40 millions de personnes affectées par le changement climatique en Amérique Latine

6 décembre 2010

Le nombre de personnes touchées par des événements météorologiques extrêmes en Amérique latine et aux Caraïbes, qu'il s'agisse de canicules, d'incendies de forêt, de sécheresses, de tempêtes ou d'inondations, est passé de 5 millions dans les années 1970 à plus de 40 millions entre 2000 et 2009, a indiqué lundi le Programme des Nations Unies pour l'environnement (PNUE), dans un rapport qui décrit les effets du changement climatique dans ces régions.

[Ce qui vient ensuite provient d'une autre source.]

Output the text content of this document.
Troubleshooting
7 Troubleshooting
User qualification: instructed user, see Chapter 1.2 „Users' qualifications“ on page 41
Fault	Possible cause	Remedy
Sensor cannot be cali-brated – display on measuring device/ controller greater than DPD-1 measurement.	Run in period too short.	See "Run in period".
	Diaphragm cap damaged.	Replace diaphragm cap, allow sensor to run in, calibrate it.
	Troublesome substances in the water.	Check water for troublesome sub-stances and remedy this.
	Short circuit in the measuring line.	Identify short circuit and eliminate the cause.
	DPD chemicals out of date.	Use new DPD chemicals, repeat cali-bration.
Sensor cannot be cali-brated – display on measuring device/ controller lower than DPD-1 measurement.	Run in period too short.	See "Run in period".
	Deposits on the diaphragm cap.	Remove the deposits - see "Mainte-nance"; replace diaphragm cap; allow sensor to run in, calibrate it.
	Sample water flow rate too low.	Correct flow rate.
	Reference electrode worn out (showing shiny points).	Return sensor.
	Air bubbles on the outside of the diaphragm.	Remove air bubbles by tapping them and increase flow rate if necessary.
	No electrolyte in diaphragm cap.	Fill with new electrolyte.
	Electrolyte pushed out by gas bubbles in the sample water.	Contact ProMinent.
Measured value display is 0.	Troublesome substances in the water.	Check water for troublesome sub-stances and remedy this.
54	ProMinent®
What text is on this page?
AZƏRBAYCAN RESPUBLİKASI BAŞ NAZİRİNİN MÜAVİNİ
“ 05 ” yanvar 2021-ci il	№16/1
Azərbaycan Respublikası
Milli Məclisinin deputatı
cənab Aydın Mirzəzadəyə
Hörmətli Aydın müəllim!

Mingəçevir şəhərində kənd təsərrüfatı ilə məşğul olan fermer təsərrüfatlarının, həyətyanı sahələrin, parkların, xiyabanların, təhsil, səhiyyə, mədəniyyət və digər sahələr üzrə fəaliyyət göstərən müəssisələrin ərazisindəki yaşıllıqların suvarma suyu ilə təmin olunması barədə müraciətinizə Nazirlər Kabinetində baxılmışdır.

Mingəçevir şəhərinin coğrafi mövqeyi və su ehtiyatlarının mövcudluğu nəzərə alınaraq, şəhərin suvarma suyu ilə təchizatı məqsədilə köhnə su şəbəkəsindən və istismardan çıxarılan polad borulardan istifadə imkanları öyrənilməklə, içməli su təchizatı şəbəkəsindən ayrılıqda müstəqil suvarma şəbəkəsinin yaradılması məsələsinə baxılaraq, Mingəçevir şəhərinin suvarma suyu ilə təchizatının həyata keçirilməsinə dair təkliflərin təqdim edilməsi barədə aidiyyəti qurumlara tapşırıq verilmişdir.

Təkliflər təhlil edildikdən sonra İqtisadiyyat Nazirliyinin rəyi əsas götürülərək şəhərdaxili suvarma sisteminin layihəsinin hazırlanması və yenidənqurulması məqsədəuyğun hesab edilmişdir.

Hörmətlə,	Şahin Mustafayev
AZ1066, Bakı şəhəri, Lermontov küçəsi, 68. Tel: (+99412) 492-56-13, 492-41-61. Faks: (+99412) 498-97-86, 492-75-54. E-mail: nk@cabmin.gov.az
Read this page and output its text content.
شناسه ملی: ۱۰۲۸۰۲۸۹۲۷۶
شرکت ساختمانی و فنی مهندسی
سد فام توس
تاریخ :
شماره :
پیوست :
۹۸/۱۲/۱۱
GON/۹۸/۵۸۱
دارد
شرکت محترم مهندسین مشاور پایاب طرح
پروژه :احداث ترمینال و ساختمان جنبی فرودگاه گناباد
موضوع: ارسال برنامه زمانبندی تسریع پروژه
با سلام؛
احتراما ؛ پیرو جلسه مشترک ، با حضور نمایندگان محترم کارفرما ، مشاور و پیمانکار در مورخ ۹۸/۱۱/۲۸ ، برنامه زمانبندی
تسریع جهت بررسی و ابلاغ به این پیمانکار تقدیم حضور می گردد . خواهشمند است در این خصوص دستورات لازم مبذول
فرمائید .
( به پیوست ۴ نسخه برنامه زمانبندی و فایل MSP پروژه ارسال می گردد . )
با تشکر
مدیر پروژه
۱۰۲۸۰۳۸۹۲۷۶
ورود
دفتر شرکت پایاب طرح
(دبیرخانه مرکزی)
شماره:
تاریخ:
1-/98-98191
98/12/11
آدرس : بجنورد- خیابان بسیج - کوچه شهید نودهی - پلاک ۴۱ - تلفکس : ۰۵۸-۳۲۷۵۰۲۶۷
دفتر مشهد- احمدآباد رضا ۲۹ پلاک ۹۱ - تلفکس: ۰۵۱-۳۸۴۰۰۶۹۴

Intitulé « Changement climatique, graphiques vitaux pour l'Amérique latine et les Caraïbes », le rapport compilent des données relevées ces 30 dernières années dans des graphiques, des tableaux et des cartes détaillées montrant les évènements météorologiques extrêmes, les lieux où ils ont été observés et les populations affectées. Le rapport offre ainsi une analyse des principaux signes du changement climatique dans la région, son impact géographique, les niveaux des émissions de gaz à effet de serre et les possibilités qui existent pour les atténuer.

Produit en collaboration avec la Commission économique pour le développement durable et les établissements humains d'Amérique latine et des Caraïbes (CEPALC), le rapport propose également des scénarios climatiques futurs pour la région.

Il montre ainsi que d'ici à 2050, les hausses de température de surface des océans se traduiront par la mort plus fréquente de récifs coralliens, ce qui aura un impact négatif sur le tourisme et la pêche. En 1970, seul un nombre réduit de pays d'Amérique latine et des Caraïbes étaient des foyers de moustiques transmettant la fièvre jaune, la dengue et le paludisme, alors que depuis les années 2000, la grande majorité de la région est affectée par ces maladies tropicales.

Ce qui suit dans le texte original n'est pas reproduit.